Вутанька не выходила из головы, заполонила все его встревоженное распаленное сознание. Глянет на море, а она выходит по волнам из моря, глянет на поле, а она смеется ему оттуда!

Вечер был мягкий, теплый, густо настоенный на степных запахах. Звал в свои неизмеримые таинственные просторы всех влюбленных, всех счастливых. Звезды мигали, как перед дождем, море убаюкивающе шелестело волнами по всему побережью. Далеко на горизонте, как из черной огромной пропасти, изредка взвивались белые сухие зарницы, а грома не было слышно.

Иван лежал возле куреня, заложив руки под голову, и слушал, как гудит движок на заставе. Рыбаки тихо пели у костра, и эта песня, ей же ей, была о нем, об Иване Латюке! «Брала вдова лен дрибненький…» Лен ли в поле, рыбу ль в море — разве это не все равно? «Она брала-выбирала, тонкий голос подавала». Было такое, подавала. «Чому не пьешь, не гуляешь?»

Охо-хо-о! Где уж там пить, где ему гулять!

Потом и песня кончилась, и движок на заставе умолк, только тракторы неутомимо урчали где-то в глубине степи.

Иван лежал возбужденный, взволнованный. Бригадир, проходя в курень, окликнул его, но Иван не отозвался, притворился спящим.

Напряженно, сторожко прислушался — не пройдет ли, не зашелестит ли неожиданно в темноте своим мягким ароматным шелестом…

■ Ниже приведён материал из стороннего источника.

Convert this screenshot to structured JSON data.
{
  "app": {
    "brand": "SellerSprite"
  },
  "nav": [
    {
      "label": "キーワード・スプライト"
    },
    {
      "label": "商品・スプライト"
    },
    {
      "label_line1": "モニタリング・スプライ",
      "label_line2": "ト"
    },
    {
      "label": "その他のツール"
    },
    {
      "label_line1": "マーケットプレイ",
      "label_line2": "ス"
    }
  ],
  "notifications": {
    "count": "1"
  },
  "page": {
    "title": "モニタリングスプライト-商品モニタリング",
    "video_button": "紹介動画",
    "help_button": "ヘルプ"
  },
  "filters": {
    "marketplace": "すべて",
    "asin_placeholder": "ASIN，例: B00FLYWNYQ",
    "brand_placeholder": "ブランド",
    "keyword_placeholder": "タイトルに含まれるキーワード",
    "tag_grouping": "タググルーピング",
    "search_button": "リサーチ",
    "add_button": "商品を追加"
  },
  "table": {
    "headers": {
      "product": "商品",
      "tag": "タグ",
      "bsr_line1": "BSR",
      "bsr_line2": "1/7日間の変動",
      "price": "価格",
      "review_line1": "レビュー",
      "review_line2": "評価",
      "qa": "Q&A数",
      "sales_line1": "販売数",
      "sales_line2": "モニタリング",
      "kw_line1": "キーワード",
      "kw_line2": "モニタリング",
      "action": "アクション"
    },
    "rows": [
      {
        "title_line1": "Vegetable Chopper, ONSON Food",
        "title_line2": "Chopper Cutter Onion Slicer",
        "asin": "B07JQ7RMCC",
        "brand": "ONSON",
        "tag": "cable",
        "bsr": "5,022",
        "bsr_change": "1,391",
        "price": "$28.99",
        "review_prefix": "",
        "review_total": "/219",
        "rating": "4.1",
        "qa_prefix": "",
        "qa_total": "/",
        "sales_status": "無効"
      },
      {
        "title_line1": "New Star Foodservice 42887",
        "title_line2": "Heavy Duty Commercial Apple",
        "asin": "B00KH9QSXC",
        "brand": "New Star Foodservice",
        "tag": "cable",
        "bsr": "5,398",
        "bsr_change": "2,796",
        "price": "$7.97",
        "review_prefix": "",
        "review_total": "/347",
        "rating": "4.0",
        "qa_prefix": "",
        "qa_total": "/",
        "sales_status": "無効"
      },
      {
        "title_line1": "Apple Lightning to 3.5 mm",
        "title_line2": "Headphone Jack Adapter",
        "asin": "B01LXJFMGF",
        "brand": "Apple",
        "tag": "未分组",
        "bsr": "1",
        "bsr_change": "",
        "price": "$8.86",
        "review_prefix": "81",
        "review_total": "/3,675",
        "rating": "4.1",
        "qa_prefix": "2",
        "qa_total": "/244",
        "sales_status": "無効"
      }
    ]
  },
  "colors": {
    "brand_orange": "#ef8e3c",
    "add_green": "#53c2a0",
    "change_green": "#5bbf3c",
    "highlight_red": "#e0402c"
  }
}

Ровно в одиннадцать прогудел пассажирский. Он шел по морю наискось — белогрудый, величественный, в гирляндах ярких огней. Радио играло на пароходе, пары стояли у поручней. Проплыл, исчез пароход, и горизонт после него стал еще темнее.

Движок давно уже смолк, а Вутаньки все не было. Только море лениво шумело в ногах у Ивана да немые зарницы насмешливо подмигивали ему издалека.

Представил себе, что она сейчас сидит с кем-то вдвоем, млеет в чьих-то объятьях и тоже смотрит на эти далекие зарницы. И рассказывает кому-то, смеясь, об Иване, о том, как он набивался к ней со своей неуклюжей любовью.